Bidstream data—cookie-based data shared by publishers during ad calls—is increasingly becoming the buzziest component of our programmatic landscape. Advertisers eye this data trove as the latest opportunity to improve efficiency and increase adtech transparency.
Advertisers and demand-side platforms (DSPs) want to leverage this data and more to inform smarter bid price decisions, leading more companies to partner with their own data and algorithm providers.
Traditionally, ad call cookie data is limited, including only a handful of online data points like site visits, device type, and location data derived from IP address. While DSPs use this information to bid on impressions and determine price, the data’s original intent is to provide enough information for the publisher to deliver an ad call to the right location with the proper creative format. So why is ad call data leading the charge on bid price decisions when there is much more insightful, complementary consumer data in the market available to optimize bid decisions?
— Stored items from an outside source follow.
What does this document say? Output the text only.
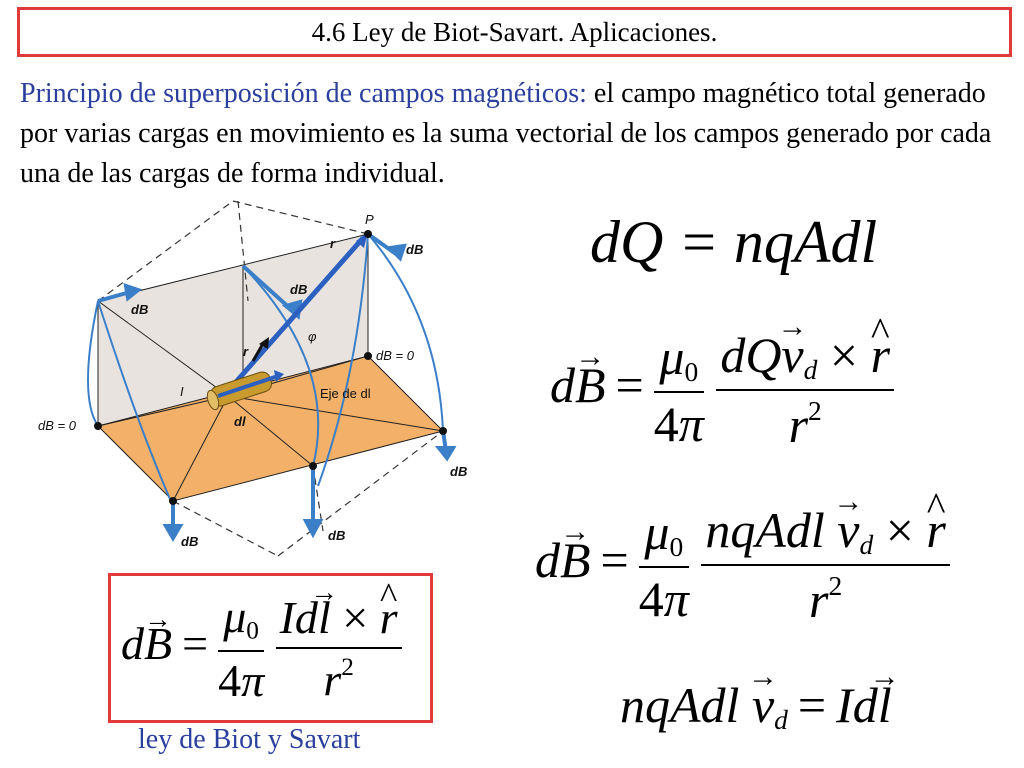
4.6 Ley de Biot-Savart. Aplicaciones.

Principio de superposición de campos magnéticos: el campo magnético total generado por varias cargas en movimiento es la suma vectorial de los campos generado por cada una de las cargas de forma individual.

P
r	dB
dB
dB
dB = 0
dB = 0
r
φ
I
dl
Eje de dl
dB	dB
dB
dQ = nqAdl
$d\to B = \frac{\mu_0}{4\pi}$
$\frac{dQ\to v_d \times \^{} r}{r^2}$
$d\to B = \frac{\mu_0}{4\pi}$
$\frac{nqAdl \to v_d \times \^{} r}{r^2}$
nqAdl → $v_d = Id\to l$
$d\to B = \frac{\mu_0}{4\pi}$
$\frac{Id\to l \times \^{} r}{r^2}$
ley de Biot y Savart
It’s largely because of a troublesome misconception I’ve recently seen where some assume price optimization is already built into auctions via the DSP and market forces. While supply and demand encourage a market of competitive pricing, they do nothing to determine the best price for a specific advertiser and campaign.
When advertisers leverage their own data partner, there’s increased control over the data that’s leveraged, how it’s analyzed and how it’s activated. These additional people-based data points, when customized to the advertiser and objective, could help improve decision-making capabilities and campaign outcomes.
How it Was
Conventionally, advertisers index bidstream data against audience segments. For example, an athletic apparel advertiser may know Chrome users over-index for its target persona of men, age 18 to 25. Thus, the advertiser might increase bids for Chrome users. While it appears that the advertiser uses (and pays for) data-driven decisions and complex adtech pipes to deliver relevant content, the final bid price decision is based on broad demographic data that assumes all men in that age group are equally likely to buy the advertiser’s apparel.
This type of unsophisticated and outdated approach, paid for at a premium price, is inefficient, opaque and unacceptable.
Through data and technology partners, advertisers and DSPs can consider more data and its value to the campaign. At TruSignal, we’ve seen success by leveraging artificial intelligence (AI) and predictive modeling with offline consumer data to analyze first-party data to help determine purchase likelihood.
A DSP can incorporate these predictive data points into the bidding algorithm, or, use conversion indexes as multipliers to adjust base bids. This lowers the bid price for people unlikely to purchase and bids more for likely buyers. The results we’ve seen include performance lift and lowered cost per acquisition (CPA), driving campaign efficiency.
The Data and Modeling
Advertisers often leverage offline profile data and AI-powered modeling algorithms for targeting and other marketing uses, valuing the benefits of scale, coverage, predictive value and accuracy. Bid price optimization is a new application. In the same way “dynamic creative” technology tailors an ad for one person, bid price optimization tailors a bid for an individual, relative to a specific advertiser campaign and KPI.
Bidding algorithms are only as good as the data that informs them, which is why advertisers may hesitate to pay markups for a handful of unverified data points. In our experience, with offline data and predictive modeling, bids can be based on data linked to verified, PII-based, anonymized profiles.
Some DSPs claim to partner with offline data providers, but advertisers must question these integrations to ensure they leverage comprehensive data sets tied to verified profiles.
Transparency and Control
Advertisers can’t control data that’s passed from a publisher. However, ideally, DSPs can build transparency and control between additional data providers and advertisers by sharing details about how bid decisions are made.
I’ve recently seen an influx in advertisers and DSPs seeking out trustworthy data partners to increase data availability in the bidstream to drive more accurate demand-side bid decisions. Unlike the assumed optimization controlled by market forces, the control afforded by data and technology partners drives transparency into data and technology costs that can be used to measure tangible results. While there are associated data costs, the results of using more of the right data drive sufficient efficiencies to result in a return on investment, in my experience.
Without traditional limitations of ad call data, leading advertisers are successfully leveraging offline data and technology to consider more information, increase sales and decrease CPAs. With a transparent, people-based partner, advertisers can understand how the data they pay for is truly effective in making real-time bid decisions about consumers.